The prospect of ‘border drag’ is worrying car makers
The way Brexit plays outs will be pivotal for car manufacturing in the UK. We gauge the current feeling within the industry
The entire automotive industry talks nervously of disruption. Autonomy, China, electric vehicles… these days it’s a case of pick your threat.
In the UK, however, disruption is coming much faster and from a much more traditional source: politics. Brexit and, to a lesser extent, the decline of diesel are probably the two biggest forces acting on our industry right now, and the fate of both, by and large, lies in the hands of the Government and its opposition.
No matter where you stand politically, you’d probably agree that’s not where you’d want to place the future of an £82 billion industry that, in terms of export value to the country, accounts for a whopping 13% overall.
The chief executive of automotive supplier Unipart has warned that Brexit has the potential to wreak even worse devastation on the industry than what occurred in the 1970s. “I fear hard-line Brexiteers are in danger of achieving what that rabble of militant trade unions failed to do: destroying the British car industry,” John Neill wrote in the Daily Mail in May.
If there was ever a company that tracked the recent downs and ups of our car industry, it’s Unipart, which was once a division of the state-owned dinosaur British Leyland but is now a thriving independent parts and logistics firm.
Neill’s worries are those of the wider industry. Tariffs would be bad, but worse would be the delays resulting from car parts held up at what’s increasingly looking like being a hard border between the UK and the Continent.
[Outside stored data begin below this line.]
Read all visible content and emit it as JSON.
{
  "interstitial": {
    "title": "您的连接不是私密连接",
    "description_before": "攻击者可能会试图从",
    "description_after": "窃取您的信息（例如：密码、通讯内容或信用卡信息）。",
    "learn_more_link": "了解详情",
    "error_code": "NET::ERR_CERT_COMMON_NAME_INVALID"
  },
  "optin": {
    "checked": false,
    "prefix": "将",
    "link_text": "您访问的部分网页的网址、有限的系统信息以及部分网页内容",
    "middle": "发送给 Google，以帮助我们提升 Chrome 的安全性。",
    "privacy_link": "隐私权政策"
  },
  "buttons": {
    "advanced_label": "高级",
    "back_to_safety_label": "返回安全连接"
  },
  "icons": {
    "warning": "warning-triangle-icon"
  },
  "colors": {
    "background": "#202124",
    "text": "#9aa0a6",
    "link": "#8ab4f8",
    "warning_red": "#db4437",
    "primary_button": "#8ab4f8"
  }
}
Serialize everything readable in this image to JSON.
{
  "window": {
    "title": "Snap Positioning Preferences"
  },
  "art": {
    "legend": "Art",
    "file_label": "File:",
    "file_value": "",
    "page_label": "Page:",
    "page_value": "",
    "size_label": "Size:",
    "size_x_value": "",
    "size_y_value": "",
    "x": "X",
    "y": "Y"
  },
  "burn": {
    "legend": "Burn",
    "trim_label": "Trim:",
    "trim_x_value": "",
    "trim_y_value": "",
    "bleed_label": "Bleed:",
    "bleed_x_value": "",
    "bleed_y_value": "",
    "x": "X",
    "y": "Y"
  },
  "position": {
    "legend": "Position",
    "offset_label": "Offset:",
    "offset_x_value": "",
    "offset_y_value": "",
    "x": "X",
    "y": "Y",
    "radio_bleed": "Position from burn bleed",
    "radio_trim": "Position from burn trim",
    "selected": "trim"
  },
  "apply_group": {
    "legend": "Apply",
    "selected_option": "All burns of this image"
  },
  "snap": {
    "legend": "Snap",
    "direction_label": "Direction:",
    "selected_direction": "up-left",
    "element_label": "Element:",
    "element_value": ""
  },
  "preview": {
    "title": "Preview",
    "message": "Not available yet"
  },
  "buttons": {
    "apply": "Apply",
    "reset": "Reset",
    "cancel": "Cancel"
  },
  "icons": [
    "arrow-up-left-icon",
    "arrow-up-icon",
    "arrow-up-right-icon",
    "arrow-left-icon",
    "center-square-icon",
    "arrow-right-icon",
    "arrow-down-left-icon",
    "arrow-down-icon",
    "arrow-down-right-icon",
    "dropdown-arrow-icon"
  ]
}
That threatens to destroy the finely timed movement from supplier to manufacturer that has evolved over years of membership of the EU.
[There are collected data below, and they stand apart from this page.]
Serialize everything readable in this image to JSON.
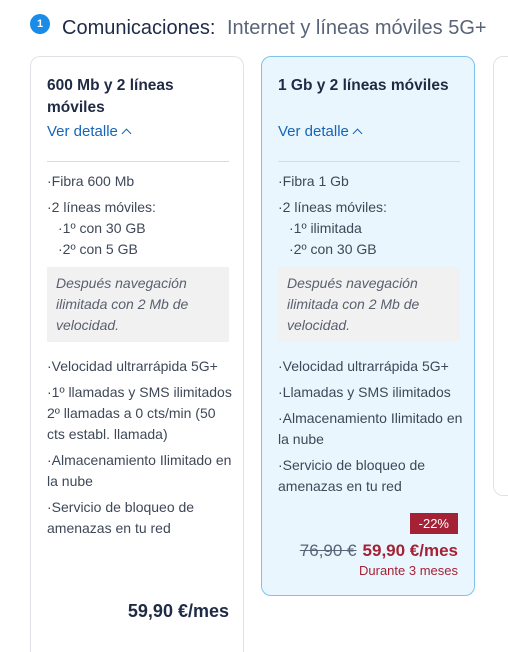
{
  "section": {
    "step": "1",
    "title": "Comunicaciones:",
    "subtitle": "Internet y líneas móviles 5G+"
  },
  "cards": [
    {
      "title": "600 Mb y 2 líneas móviles",
      "detail_link": "Ver detalle",
      "features_top": [
        "·Fibra 600 Mb",
        "·2 líneas móviles:"
      ],
      "lines": [
        "·1º con 30 GB",
        "·2º con 5 GB"
      ],
      "note": "Después navegación ilimitada con 2 Mb de velocidad.",
      "features_bottom": [
        "·Velocidad ultrarrápida 5G+",
        "·1º llamadas y SMS ilimitados 2º llamadas a 0 cts/min (50 cts establ. llamada)",
        "·Almacenamiento Ilimitado en la nube",
        "·Servicio de bloqueo de amenazas en tu red"
      ],
      "price": "59,90 €/mes"
    },
    {
      "title": "1 Gb y 2 líneas móviles",
      "detail_link": "Ver detalle",
      "features_top": [
        "·Fibra 1 Gb",
        "·2 líneas móviles:"
      ],
      "lines": [
        "·1º ilimitada",
        "·2º con 30 GB"
      ],
      "note": "Después navegación ilimitada con 2 Mb de velocidad.",
      "features_bottom": [
        "·Velocidad ultrarrápida 5G+",
        "·Llamadas y SMS ilimitados",
        "·Almacenamiento Ilimitado en la nube",
        "·Servicio de bloqueo de amenazas en tu red"
      ],
      "discount": "-22%",
      "price_old": "76,90 €",
      "price_new": "59,90 €/mes",
      "price_duration": "Durante 3 meses"
    }
  ],
  "colors": {
    "accent_blue": "#1a8ce8",
    "link": "#1565b8",
    "selected_bg": "#eaf6fd",
    "selected_border": "#7ec3ee",
    "discount": "#a52236"
  }
}
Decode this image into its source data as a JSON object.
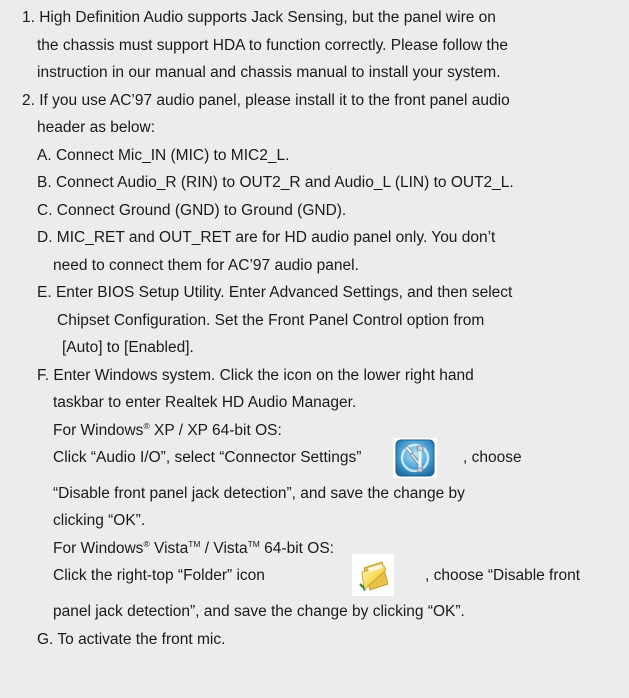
{
  "page": {
    "background": "#ececec",
    "text_color": "#1a1a1a"
  },
  "lines": {
    "l01": "1. High Definition Audio supports Jack Sensing, but the panel wire on",
    "l02": "the chassis must support HDA to function correctly. Please follow the",
    "l03": "instruction in our manual and chassis manual to install your system.",
    "l04": "2. If you use AC’97 audio panel, please install it to the front panel audio",
    "l05": "header as below:",
    "l06": "A. Connect Mic_IN (MIC) to MIC2_L.",
    "l07": "B. Connect Audio_R (RIN) to OUT2_R and Audio_L (LIN) to OUT2_L.",
    "l08": "C. Connect Ground (GND) to Ground (GND).",
    "l09": "D. MIC_RET and OUT_RET are for HD audio panel only. You don’t",
    "l10": "need to connect them for AC’97 audio panel.",
    "l11": "E. Enter BIOS Setup Utility. Enter Advanced Settings, and then select",
    "l12": "Chipset Configuration. Set the Front Panel Control option from",
    "l13": "[Auto] to [Enabled].",
    "l14": "F. Enter Windows system. Click the icon on the lower right hand",
    "l15": "taskbar to enter Realtek HD Audio Manager.",
    "l16": {
      "before": "For Windows",
      "sup1": "®",
      "after": " XP / XP 64-bit OS:"
    },
    "l17a": "Click “Audio I/O”, select “Connector Settings”",
    "l17b": ", choose",
    "l18": "“Disable front panel jack detection”, and save the change by",
    "l19": "clicking “OK”.",
    "l20": {
      "before": "For Windows",
      "sup1": "®",
      "mid": " Vista",
      "sup2": "TM",
      "mid2": " / Vista",
      "sup3": "TM",
      "after": " 64-bit OS:"
    },
    "l21a": "Click the right-top “Folder” icon",
    "l21b": ", choose “Disable front",
    "l22": "panel jack detection”, and save the change by clicking “OK”.",
    "l23": "G. To activate the front mic."
  },
  "icons": {
    "connector_settings": "connector-settings-icon",
    "folder": "folder-icon"
  }
}
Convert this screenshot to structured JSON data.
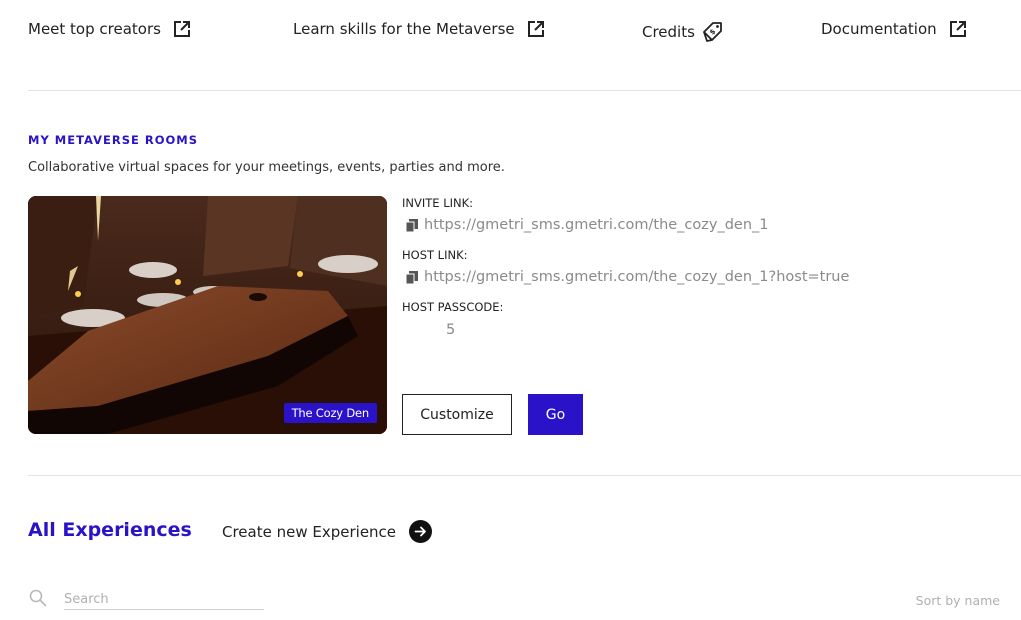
{
  "top_links": [
    {
      "label": "Meet top creators",
      "icon": "external-link-icon"
    },
    {
      "label": "Learn skills for the Metaverse",
      "icon": "external-link-icon"
    },
    {
      "label": "Credits",
      "icon": "tag-icon"
    },
    {
      "label": "Documentation",
      "icon": "external-link-icon"
    }
  ],
  "rooms_section": {
    "label": "MY METAVERSE ROOMS",
    "description": "Collaborative virtual spaces for your meetings, events, parties and more."
  },
  "room": {
    "name": "The Cozy Den",
    "invite_label": "INVITE LINK:",
    "invite_link": "https://gmetri_sms.gmetri.com/the_cozy_den_1",
    "host_label": "HOST LINK:",
    "host_link": "https://gmetri_sms.gmetri.com/the_cozy_den_1?host=true",
    "passcode_label": "HOST PASSCODE:",
    "passcode": "5",
    "customize_label": "Customize",
    "go_label": "Go"
  },
  "experiences": {
    "title": "All Experiences",
    "create_label": "Create new Experience",
    "search_placeholder": "Search",
    "sort_label": "Sort by name"
  },
  "colors": {
    "accent": "#2a12c8",
    "text": "#222222",
    "muted": "#8a8a8a",
    "divider": "#e3e3e3"
  }
}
The loss of easy access to our biggest market and parts suppliers could put the brakes on a strong period of growth for British car manufacturing, argues David Bailey, professor of industry at Aston University. From a record 1.92 million vehicles made in 1972, UK car production has slumped, peaked and slumped again, but this decade it came roaring back to 1.7m vehicles (and 2.7m engines) last year, thanks in part to a resurgent Nissan and Jaguar Land Rover, our two biggest manufacturers by far. Brexit could reverse that.
“There’s a real danger we’ll have another decline,” Professor Bailey said. “Production is not guaranteed to be here; it can be shifted around, and we’re in danger of a self-inflicted wound that seriously damages the automotive industry.”
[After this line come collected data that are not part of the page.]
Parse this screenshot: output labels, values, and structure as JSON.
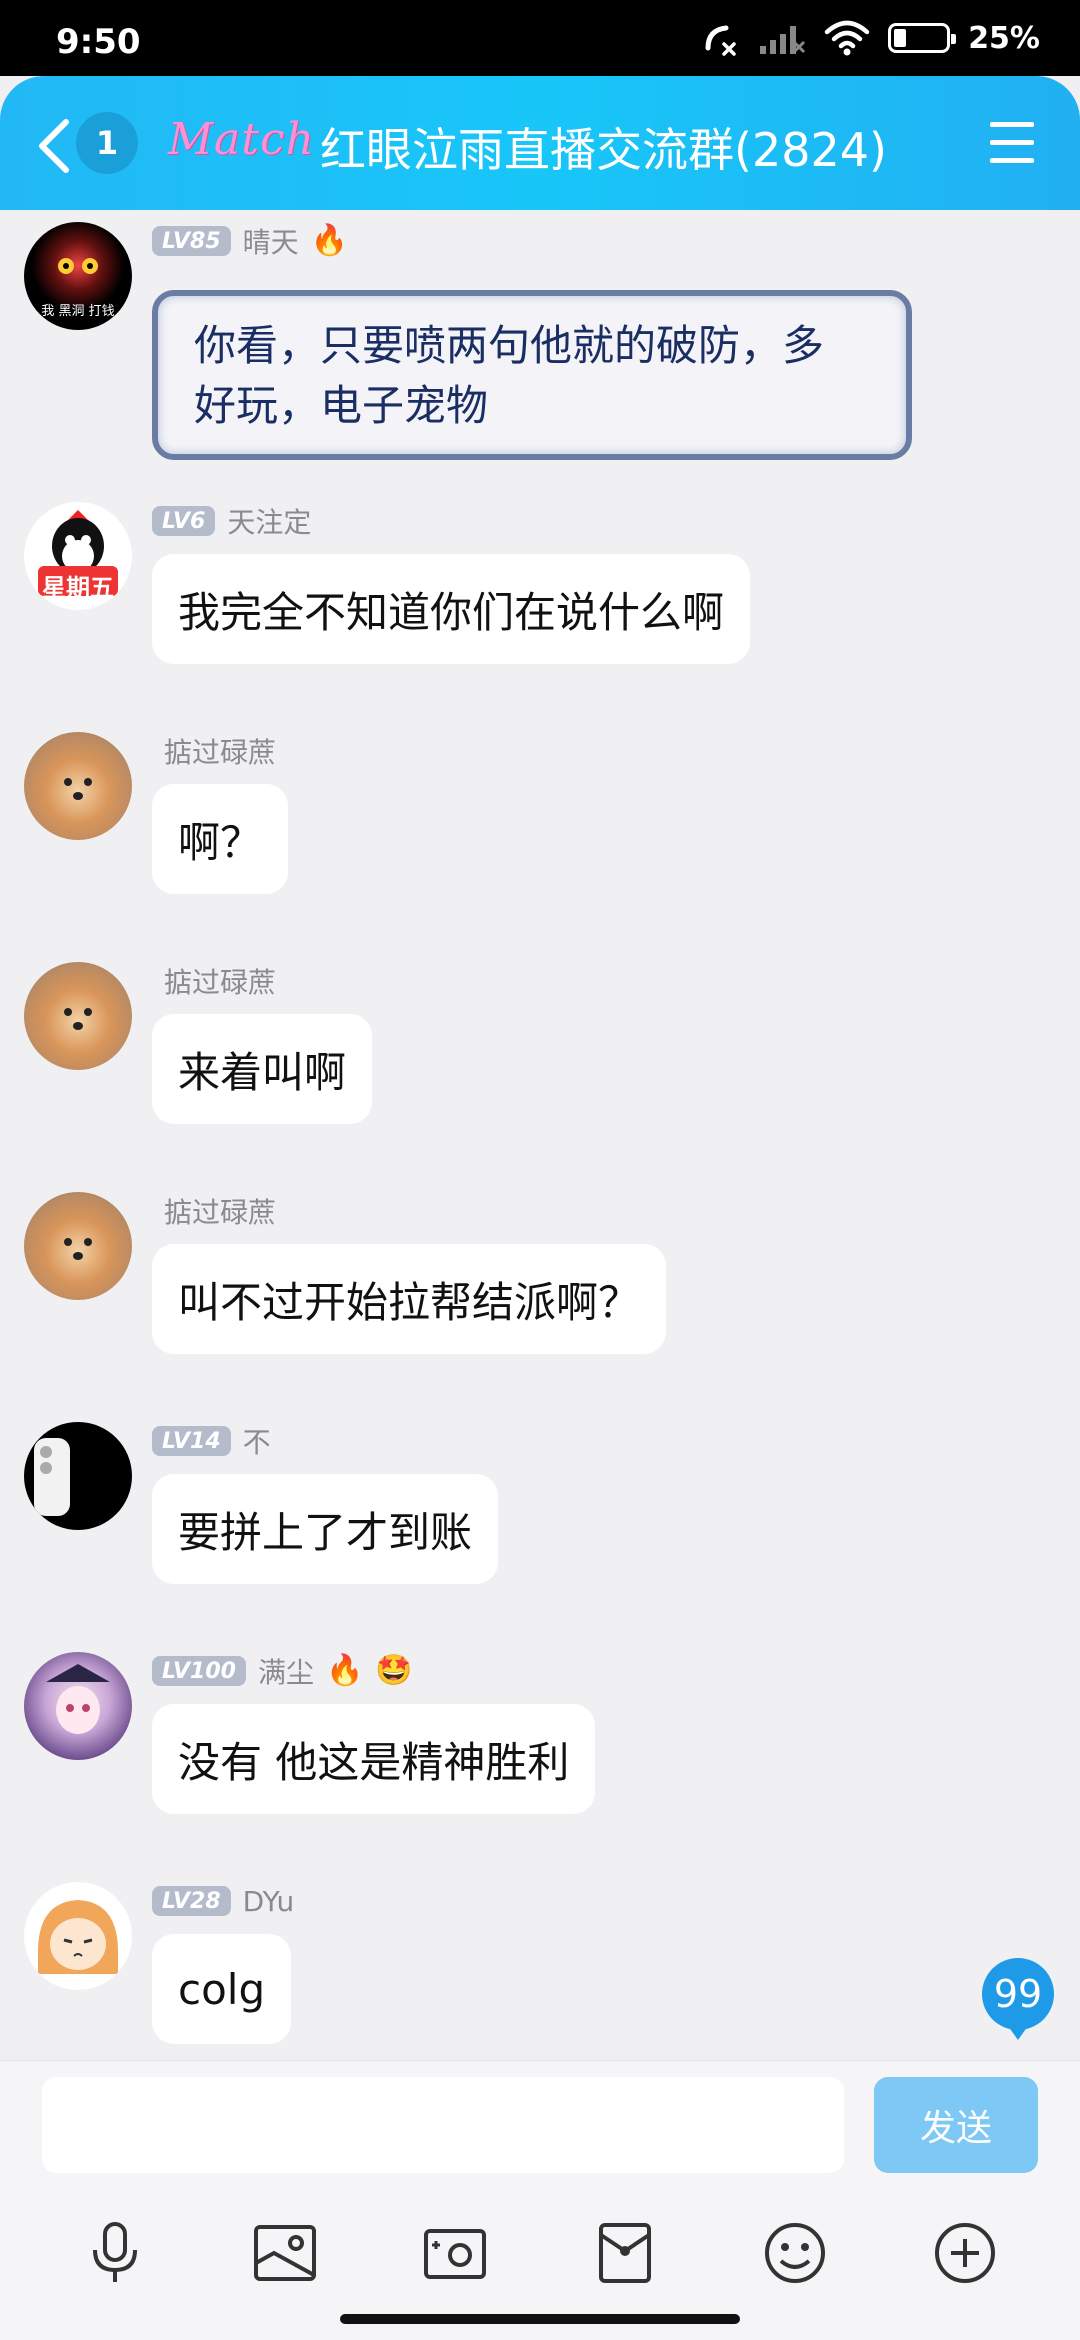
{
  "status_bar": {
    "time": "9:50",
    "battery": "25%"
  },
  "header": {
    "unread_count": "1",
    "logo_text": "Match",
    "title": "红眼泣雨直播交流群(2824)"
  },
  "messages": [
    {
      "level": "LV85",
      "name": "晴天",
      "badge": "🔥",
      "text_line1": "你看，只要喷两句他就的破防，多",
      "text_line2": "好玩，电子宠物",
      "avatar_caption": "我 黑洞 打钱"
    },
    {
      "level": "LV6",
      "name": "天注定",
      "text": "我完全不知道你们在说什么啊",
      "avatar_caption": "星期五"
    },
    {
      "name": "掂过碌蔗",
      "text": "啊？"
    },
    {
      "name": "掂过碌蔗",
      "text": "来着叫啊"
    },
    {
      "name": "掂过碌蔗",
      "text": "叫不过开始拉帮结派啊？"
    },
    {
      "level": "LV14",
      "name": "不",
      "text": "要拼上了才到账"
    },
    {
      "level": "LV100",
      "name": "满尘",
      "badge1": "🔥",
      "badge2": "🤩",
      "text": "没有 他这是精神胜利"
    },
    {
      "level": "LV28",
      "name": "DYu",
      "text": "colg"
    }
  ],
  "unread_bubble": "99",
  "input": {
    "placeholder": "",
    "send_label": "发送"
  },
  "toolbar_icons": [
    "microphone-icon",
    "image-icon",
    "camera-icon",
    "red-packet-icon",
    "emoji-icon",
    "plus-icon"
  ],
  "colors": {
    "header": "#22b8f6",
    "send_button": "#7ec8f5",
    "level_badge": "#b4bccb"
  }
}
Manufacturing jobs have already been lost – at Vauxhall in Ellesmere Port, at Jaguar Land Rover in Solihull and at Nissan in Sunderland. To what extent they were lost due to Brexit, the slump in diesel sales or simply cyclical market upheavals is a point that has been much debated, but the timing looks ominous.
Brexit so worries Jaguar Land Rover that its normally reticent boss, Ralf Speth, warned last month that a bad Brexit deal would cost the company more than £1.2 billion a year in lost profits and inflict serious job losses. “We want to stay in the UK… but if we don’t have the right deal, we’ll have to close plants and it will be very, very sad,” he told the Financial Times.
Jaguar Land Rover is also reeling from the diesel crisis, as are many other firms. “It’s been a huge issue for the market,” said Bailey. “Government has been all over the place on this.”
In the first six months of this year, diesel demand tumbled by 30% to the point where the fuel type accounts for just a third of sales, down from more than half at its peak from 2011 to 2014. Jaguar Land Rover sales are more than 90% diesel in the UK and the company has seen demand fall by 9% in the first six months of 2018, despite fresh product. The body that represents car makers in the UK, the Society of Motor Manufacturers and Traders (SMMT), has called on the Government to throw its support behind the latest cleaner diesels and help change public opinion that ‘diesel equals dirty’.
Are there any upsides for the car companies?
A hard Brexit would put barriers up and force businesses to look inward, which could boost the UK parts industry. Currently an average car built in the UK uses 44% of UK parts in terms of value. Post-Brexit, car makers might want to increase that to hit ‘rules of origin’ requirements (see below). The lack of tariffs and border hassle could make a UK part that much more competitive compared with an EU part.
For example, Aston Martin and McLaren both use Italian-made Graziano gearboxes. In the event of a hard Brexit, McLaren Automotive CEO Mike Flewitt said he would try to persuade Graziano to build a UK plant. “If the duties were there and it was harming our competitive position, absolutely we would,” he said.
McLaren currently sources 50% of its parts from the EU (outside the UK), a figure that will go down to 40% once it starts making its carbonfibre tubs in Yorkshire in 2020. That decision to shift production from Austria was made prior to Brexit, but we could see more of this. McLaren and Aston Martin have both said they’ve benefited from the fall in the pound’s value since the 2016 vote.
What do UK auto makers want from Brexit?
“We want free trade, zero tariffs, frictionless trade across borders,” Flewitt said. It’s a common refrain. Essentially, they want what we’ve got now: a customs union, free trade, common rules (and a say in how they’re made) and the freedom to hire staff from across Europe. “We need unrestricted access to the single market of Europe, our largest trading partner,” the SMMT said.